“Foram 11 anos de luta para ver um dos assassinos do meu filho ser promovido de soldado da PM a sargento — e o outro, de tenente a capitão.” O desabafo é de Nadjane Macedo, mãe de Alexandre Macedo Chagas, jovem morto por policiais em Salvador. A dor ainda é forte e o sentimento de impunidade só aumentou com o passar dos anos.

Naquele dia, em 2008, Alexandre estava com amigos e as namoradas ensinando as meninas a pilotar moto. Policiais militares chegaram ao local em uma viatura e, sem qualquer abordagem, abriram fogo. Alexandre foi atingido por um tiro na nuca. Os agentes alegaram que ele estaria armado, mas exames comprovaram que não havia vestígios de pólvora nas mãos do jovem. O tenente envolvido sequer foi julgado, pois o soldado assumiu o crime. Antes mesmo de ser condenado, o soldado foi promovido a sargento e, após o julgamento, fugiu, nunca chegando a cumprir um ano de pena.
Denúncia coletiva no Ministério Público da Bahia
Nesta segunda-feira (02), a diretora-executiva da Anistia Internacional Brasil, Jurema Werneck, participou de uma reunião na sede do Ministério Público da Bahia. Ela esteve acompanhada por Nadjane e outras mães que perderam filhos em ações policiais, além de representantes do Instituto Odara e do Instituto Fogo Cruzado.
O grupo foi recebido pelo procurador-geral de Justiça, Pedro Maia, e outros 7 promotores. A Anistia Internacional veio à Bahia para cobrar ações efetivas no combate à violência policial no estado. Durante o encontro, foi entregue um documento com propostas concretas para o fortalecimento do controle externo das forças de segurança.
“Viemos cobrar compromissos assumidos e não cumpridos. O Estado tem o dever de proteger a vida. Na Bahia, a polícia mata, e o Ministério Público, que tem o dever constitucional de fiscalizar a polícia, também não está cumprindo sua função”, afirmou Jurema Werneck.
Letalidade em números alarmantes
Segundo o Atlas da Violência, em 2023 a Bahia registrou a segunda maior taxa de homicídios do país, com 43,9 mortes por 100 mil habitantes — atrás apenas do Amapá. Em números absolutos, o estado lidera o ranking nacional: foram 6.616 homicídios, mais que o dobro do total registrado em São Paulo (3.043 casos).
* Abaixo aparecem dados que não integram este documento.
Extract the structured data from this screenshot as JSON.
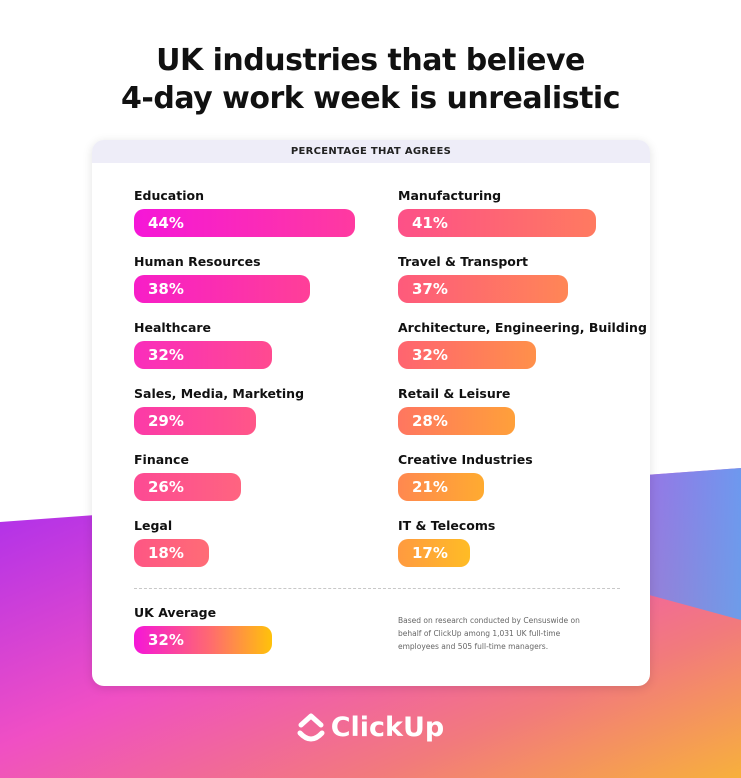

A violência atinge majoritariamente a juventude negra: 82,7% das vítimas eram pessoas negras e 71,7% tinham entre 15 e 29 anos. Em relação às mortes por intervenção policial, os dados também são graves: foram 1.467 casos em 2022 e 1.699 em 2023, representando 22% e 25,8% de todas as mortes violentas no estado, respectivamente.
Promessas não cumpridas
Em fevereiro de 2023, a Anistia Internacional já havia se reunido com representantes do Ministério Público e do Governo da Bahia, que se comprometeram a adotar medidas para reduzir a letalidade policial e garantir maior transparência nas investigações. No entanto, segundo as entidades, houve pouco ou nenhum avanço desde então.
“O que acontece na Bahia está fora do que determina a Constituição e os direitos humanos. Se não houver mudanças concretas, vamos partir para uma cobrança mais ampla, inclusive internacionalmente”, alertou Jurema Werneck.
O procurador-geral Pedro Maia se comprometeu a manter o diálogo aberto e afirmou que o MP está avançando no fortalecimento do controle externo da polícia:
“Faço questão de receber a Anistia Internacional, as mães e os representantes da sociedade civil para tratar de temas que são do interesse do Ministério Público e da sociedade.”
“Justiça, não vingança”
A luta por justiça também move Ana Maria Cruz, mãe de Pedro Henrique Cruz, jovem ativista de direitos humanos assassinado, segundo testemunhas, por policiais em 2018, dentro de casa, no município de Tucano (BA). Ana, também presente na reunião, contou que os responsáveis foram reconhecidos, mas continuam soltos e impunes.
“É uma ferida aberta, um luto que a gente não consegue sepultar. Não queremos vingança, queremos justiça. Eles precisam ser julgados e pagar pelo assassinato do meu filho”, declarou Ana, emocionada.